Apart from providing the funds to allow citizens to choose health programs tailored to their community’s needs, this tax represents inroads against the stranglehold of food desertification and junk food. In addition to the 2% tax on junk food, Denisa and her team successfully pushed for repeal a 5% tax on healthy food sold on the reservation, so that people in her community no longer have to drive for hours and leave the reservation in order to buy cheaper fresh fruits, fresh vegetables, nuts, nut butters, seeds, and water. Taken together, these measures represent a challenge to the industries and systems that inundate communities with junk food while making nutritious foods scarce. For a community beginning to reconnect to their traditional foodways and movement activities as well as expanding the horizons of their available healthy options, these legislative victories are an engagement tool for making people think about the foods they buy in terms of the choices they have and the choices they can demand.

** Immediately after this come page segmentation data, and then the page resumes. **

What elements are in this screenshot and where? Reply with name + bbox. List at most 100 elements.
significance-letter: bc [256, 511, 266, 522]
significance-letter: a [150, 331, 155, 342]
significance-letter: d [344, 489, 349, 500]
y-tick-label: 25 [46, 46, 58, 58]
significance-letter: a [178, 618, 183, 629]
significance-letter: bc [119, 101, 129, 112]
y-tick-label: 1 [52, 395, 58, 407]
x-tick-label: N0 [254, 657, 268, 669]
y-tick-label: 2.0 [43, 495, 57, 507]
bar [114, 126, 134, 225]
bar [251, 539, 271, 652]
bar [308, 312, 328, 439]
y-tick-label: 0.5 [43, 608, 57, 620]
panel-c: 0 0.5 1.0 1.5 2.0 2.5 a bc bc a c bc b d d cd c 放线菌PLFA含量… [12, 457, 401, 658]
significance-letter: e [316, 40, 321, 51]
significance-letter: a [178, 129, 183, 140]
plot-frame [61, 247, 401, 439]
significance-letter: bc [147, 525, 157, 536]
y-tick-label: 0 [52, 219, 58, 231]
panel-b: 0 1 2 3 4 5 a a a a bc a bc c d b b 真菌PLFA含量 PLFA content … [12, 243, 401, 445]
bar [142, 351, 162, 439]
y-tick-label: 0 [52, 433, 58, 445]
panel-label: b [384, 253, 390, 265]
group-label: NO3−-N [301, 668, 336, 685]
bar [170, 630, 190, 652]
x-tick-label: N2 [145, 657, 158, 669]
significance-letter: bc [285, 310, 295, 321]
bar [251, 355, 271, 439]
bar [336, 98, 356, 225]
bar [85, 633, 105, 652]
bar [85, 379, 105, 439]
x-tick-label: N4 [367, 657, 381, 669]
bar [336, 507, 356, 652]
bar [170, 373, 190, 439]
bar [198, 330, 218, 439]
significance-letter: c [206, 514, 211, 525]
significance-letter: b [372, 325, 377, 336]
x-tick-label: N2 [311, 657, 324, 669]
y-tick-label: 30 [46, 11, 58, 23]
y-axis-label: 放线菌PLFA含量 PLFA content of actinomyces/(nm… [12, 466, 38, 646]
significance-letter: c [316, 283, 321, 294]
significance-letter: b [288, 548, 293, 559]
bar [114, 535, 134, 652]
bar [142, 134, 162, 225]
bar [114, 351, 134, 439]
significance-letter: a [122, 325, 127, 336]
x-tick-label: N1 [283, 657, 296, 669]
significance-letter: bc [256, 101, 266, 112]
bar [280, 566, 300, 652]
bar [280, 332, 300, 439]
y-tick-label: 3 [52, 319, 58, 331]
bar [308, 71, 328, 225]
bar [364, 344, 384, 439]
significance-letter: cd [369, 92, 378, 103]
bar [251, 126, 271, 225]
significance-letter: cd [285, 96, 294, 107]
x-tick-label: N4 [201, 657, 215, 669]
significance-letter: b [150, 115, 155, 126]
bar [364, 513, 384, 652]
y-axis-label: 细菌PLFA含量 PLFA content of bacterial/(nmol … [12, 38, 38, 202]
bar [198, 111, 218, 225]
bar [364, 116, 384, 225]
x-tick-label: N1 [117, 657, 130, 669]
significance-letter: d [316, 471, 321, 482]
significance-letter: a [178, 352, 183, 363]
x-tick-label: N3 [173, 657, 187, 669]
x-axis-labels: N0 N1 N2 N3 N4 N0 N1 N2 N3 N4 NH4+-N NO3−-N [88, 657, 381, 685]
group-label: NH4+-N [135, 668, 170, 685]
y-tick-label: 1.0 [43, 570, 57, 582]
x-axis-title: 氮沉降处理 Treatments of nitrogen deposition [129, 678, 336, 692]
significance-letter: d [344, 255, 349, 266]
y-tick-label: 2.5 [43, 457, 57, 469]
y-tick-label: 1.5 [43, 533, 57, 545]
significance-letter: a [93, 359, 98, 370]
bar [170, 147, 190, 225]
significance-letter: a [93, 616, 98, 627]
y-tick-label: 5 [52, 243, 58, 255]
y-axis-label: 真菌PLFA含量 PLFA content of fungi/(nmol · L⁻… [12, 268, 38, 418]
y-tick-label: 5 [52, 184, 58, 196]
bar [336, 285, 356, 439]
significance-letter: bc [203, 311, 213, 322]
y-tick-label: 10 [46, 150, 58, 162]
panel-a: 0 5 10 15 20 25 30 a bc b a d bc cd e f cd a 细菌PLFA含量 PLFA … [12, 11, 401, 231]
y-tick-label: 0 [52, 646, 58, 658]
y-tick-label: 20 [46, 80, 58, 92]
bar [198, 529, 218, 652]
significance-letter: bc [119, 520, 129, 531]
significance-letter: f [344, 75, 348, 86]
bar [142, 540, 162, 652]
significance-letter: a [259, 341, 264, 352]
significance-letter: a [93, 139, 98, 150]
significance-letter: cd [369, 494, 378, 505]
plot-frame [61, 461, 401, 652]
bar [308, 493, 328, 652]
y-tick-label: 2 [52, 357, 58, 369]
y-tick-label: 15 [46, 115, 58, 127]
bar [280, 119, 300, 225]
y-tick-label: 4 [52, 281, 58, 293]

She is working to spread these insights, participating in trainings for other tribes and for public health officials on how to activate community members and get them engaged in the changemaking process around healthy food identity, nutrition, and healthy activities. She is part of national and global coalitions regarding traditional indigenous gastronomy, bringing her community’s often-­‐unheard voices to the table while improving indigenous public health systems and food systems. Her goal is to transform the Navajo Nation from a food desert, with severely limited options and the health crises that result, to a food oasis, a model of wellness for other tribes and communities to learn from as they push towards food sovereignty systems that provide healthy, culturally appropriate food, and crucially, the ability for individuals and communities to choose the food that is right for them.

The Person

Denisa’s family on her mother’s side has always been engaged in tribal politics, advocating for the health of her people, focusing on uranium contamination and its consequences. Her mother’s father died from direct contamination of uranium when the U.S. Government hired the Navajo people to mine uranium in the Cold War era with no protective gear. Denisa was greatly influenced by the suffering in her community, shaped by the injustices of her people and keenly interested in public health; presenting and sharing the Navajo’s past and present experiences of uranium contamination.

She was introduced to the healthy food movement during her graduate internship. Shortly after, the group nominated her to lead and be the legislative speaker and organizer. From her family’s experience and her role in the sphere, she knew the power of grassroots changemaking. She has spent many years being a leader with no salary but determined to move forward, finding solutions with no budget. She has learned to operate from an empowered spirit rather than from a poverty mindset, on a mission to empower her people with purpose, vision, and a future.